Tant l’Associated Press et le Times of Israel parlent de ce travailleur palestinien, Muhammad Jaradat, qui a dit de Sodastream que c’est « une usine de la paix », où « tout le monde est à égalité ».

Ses mots ressemblent étonnamment à ceux de Birnbaum dans The Jerusalem Post, disant que sa société est « une fantastique île de paix ».

Le fait qu’un travailleur palestinien utilise les mêmes mots que son employeur israélien ne doit pas être surprenant quand on sait que les employés utilisés dans les campagnes de relations publiques de SodaStream sont formés pour dire ce qu’il faut dire, et comment il faut le dire.

La vérité, selon Human Rights Watch, c’est que « les entreprises des colonies contribuent aux violations du droit international par Israël, indépendamment de la façon dont elles traitent leurs employés ».

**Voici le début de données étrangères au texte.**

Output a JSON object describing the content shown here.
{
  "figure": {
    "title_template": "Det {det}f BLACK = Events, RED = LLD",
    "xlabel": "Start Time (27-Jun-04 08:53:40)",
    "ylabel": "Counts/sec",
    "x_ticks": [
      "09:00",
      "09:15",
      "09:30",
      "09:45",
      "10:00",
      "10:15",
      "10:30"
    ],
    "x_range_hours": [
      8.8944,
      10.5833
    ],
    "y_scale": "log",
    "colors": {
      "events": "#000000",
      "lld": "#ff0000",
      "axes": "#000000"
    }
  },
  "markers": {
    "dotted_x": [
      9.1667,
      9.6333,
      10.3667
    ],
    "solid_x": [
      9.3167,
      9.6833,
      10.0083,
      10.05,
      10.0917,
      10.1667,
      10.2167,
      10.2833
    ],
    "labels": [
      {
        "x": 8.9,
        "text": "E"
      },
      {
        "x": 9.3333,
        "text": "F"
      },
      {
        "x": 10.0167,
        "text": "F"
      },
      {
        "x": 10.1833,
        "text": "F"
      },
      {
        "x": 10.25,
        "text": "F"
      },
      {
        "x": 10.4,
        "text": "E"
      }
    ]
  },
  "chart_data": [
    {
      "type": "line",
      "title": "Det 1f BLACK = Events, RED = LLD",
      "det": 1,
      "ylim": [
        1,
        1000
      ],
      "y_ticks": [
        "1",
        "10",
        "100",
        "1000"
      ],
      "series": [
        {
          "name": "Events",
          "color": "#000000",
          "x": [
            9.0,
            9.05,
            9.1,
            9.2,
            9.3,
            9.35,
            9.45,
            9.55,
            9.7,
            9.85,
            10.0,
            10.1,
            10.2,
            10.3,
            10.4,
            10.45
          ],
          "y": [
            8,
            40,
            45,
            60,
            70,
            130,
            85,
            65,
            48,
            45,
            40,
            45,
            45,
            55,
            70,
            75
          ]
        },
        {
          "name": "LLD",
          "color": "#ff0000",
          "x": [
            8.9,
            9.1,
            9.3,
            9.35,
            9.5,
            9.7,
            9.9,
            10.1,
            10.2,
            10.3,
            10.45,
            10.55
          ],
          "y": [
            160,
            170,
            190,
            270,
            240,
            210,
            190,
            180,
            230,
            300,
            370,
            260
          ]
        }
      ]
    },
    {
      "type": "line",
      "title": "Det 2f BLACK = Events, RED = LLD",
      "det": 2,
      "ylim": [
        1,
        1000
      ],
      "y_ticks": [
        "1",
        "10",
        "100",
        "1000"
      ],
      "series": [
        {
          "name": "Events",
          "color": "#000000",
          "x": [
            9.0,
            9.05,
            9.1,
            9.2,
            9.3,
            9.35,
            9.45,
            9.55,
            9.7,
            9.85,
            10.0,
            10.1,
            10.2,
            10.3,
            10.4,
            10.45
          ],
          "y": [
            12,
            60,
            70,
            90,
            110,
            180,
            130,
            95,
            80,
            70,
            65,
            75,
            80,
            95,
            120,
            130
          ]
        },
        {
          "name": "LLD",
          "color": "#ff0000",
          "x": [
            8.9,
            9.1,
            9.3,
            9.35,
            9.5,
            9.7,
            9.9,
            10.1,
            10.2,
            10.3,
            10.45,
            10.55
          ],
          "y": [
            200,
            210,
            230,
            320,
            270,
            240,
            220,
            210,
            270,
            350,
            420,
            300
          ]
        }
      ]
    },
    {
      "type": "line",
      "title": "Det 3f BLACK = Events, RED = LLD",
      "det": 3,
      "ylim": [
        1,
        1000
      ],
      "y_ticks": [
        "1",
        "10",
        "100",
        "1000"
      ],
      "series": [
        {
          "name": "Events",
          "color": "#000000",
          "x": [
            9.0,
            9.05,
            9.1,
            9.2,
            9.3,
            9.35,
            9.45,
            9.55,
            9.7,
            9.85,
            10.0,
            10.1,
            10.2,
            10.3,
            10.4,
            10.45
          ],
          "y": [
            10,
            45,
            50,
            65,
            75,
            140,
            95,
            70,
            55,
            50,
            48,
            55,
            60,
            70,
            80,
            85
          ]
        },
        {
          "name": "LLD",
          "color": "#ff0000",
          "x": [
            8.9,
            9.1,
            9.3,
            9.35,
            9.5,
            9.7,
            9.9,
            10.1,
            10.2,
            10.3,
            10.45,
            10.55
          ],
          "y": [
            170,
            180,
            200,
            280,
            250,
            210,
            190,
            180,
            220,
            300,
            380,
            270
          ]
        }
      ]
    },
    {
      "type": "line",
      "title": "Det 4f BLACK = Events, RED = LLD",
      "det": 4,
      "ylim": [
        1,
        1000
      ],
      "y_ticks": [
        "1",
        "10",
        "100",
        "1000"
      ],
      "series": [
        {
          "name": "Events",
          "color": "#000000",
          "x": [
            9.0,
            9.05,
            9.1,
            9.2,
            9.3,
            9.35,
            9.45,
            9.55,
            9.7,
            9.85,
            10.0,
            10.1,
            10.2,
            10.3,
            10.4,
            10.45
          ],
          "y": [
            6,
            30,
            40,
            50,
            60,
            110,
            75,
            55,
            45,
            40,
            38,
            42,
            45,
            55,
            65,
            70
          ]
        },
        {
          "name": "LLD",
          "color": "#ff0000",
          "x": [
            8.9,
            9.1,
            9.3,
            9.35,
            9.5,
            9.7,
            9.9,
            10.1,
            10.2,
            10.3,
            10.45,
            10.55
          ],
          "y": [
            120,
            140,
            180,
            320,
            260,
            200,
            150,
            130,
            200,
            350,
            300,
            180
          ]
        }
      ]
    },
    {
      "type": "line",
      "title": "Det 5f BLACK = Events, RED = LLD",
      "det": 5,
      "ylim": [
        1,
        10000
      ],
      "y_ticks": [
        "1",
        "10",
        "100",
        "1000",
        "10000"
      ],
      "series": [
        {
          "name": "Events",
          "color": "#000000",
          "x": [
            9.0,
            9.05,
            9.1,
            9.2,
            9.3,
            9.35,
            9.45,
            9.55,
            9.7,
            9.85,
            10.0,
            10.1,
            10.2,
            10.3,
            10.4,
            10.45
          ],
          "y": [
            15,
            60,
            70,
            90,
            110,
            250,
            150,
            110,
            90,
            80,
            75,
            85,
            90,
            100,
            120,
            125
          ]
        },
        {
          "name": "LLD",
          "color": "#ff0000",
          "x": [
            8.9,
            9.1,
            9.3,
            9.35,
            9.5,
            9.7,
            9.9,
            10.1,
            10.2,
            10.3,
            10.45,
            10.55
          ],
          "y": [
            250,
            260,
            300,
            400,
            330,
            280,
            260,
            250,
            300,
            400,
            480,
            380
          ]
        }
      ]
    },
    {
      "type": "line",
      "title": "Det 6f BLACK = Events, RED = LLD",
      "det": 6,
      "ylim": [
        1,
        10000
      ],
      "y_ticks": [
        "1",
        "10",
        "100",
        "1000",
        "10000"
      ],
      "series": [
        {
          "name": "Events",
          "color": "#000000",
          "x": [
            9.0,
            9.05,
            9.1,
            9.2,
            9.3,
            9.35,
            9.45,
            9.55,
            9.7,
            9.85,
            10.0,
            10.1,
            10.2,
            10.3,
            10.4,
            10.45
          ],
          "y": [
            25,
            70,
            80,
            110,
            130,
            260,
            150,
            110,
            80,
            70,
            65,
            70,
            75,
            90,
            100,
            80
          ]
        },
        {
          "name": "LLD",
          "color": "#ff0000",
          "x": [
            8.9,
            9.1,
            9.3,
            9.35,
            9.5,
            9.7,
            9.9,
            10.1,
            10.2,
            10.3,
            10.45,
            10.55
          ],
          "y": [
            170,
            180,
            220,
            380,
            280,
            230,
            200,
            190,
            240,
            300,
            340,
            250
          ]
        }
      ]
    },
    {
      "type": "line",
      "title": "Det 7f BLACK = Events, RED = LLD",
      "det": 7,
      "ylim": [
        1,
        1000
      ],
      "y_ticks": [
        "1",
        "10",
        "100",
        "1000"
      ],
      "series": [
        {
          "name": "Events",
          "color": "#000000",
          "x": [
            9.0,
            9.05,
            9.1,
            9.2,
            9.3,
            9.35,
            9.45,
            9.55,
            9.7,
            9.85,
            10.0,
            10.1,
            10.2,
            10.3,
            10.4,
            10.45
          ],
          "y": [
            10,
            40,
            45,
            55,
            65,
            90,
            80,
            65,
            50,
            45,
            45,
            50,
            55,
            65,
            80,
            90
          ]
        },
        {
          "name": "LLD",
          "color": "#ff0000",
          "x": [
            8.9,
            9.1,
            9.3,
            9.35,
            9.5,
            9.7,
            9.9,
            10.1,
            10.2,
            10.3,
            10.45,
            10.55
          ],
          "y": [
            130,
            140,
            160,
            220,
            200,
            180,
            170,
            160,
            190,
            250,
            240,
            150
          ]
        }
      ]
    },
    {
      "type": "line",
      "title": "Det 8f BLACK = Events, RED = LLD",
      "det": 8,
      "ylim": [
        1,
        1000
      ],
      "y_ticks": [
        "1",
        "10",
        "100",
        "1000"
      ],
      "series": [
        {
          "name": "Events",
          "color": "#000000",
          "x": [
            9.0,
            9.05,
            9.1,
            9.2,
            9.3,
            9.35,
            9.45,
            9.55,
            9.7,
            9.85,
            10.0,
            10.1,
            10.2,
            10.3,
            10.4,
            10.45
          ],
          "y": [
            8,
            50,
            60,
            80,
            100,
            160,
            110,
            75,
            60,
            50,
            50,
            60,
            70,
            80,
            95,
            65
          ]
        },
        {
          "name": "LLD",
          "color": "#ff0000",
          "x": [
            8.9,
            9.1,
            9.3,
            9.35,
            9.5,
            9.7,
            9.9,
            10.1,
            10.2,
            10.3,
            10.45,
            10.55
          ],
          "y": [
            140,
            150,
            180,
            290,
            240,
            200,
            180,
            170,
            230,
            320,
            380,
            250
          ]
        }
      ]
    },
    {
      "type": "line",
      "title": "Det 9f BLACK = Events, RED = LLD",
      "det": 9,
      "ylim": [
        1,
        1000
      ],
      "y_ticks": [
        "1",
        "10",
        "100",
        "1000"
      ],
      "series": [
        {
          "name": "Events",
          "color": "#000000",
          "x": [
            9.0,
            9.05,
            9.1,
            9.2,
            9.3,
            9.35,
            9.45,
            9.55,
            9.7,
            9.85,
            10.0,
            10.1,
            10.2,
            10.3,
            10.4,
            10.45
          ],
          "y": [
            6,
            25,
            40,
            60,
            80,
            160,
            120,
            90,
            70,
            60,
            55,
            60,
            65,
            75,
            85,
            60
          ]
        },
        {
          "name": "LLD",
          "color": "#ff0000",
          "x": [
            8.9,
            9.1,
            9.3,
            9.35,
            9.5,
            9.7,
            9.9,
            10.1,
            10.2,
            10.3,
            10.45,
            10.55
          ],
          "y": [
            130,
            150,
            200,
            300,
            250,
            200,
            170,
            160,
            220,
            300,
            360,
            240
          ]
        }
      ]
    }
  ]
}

Quant à la crédibilité propre de Birnbaum, voyons ce qu’il a prétendu le mois dernier, que ses relations avec les travailleurs en Cisjordanie étaient si importantes qu’il fermerait sa nouvelle usine pour protester, si leurs permis n’étaient pas renouvelés.

« S’ils ne restent pas ici, alors je n’y resterai pas non plus. Si je dois fermer cette usine, je la fermerai », a-t-il dit.

C’est, semble-t-il, ce que le gouvernement israélien a appelé son bluff.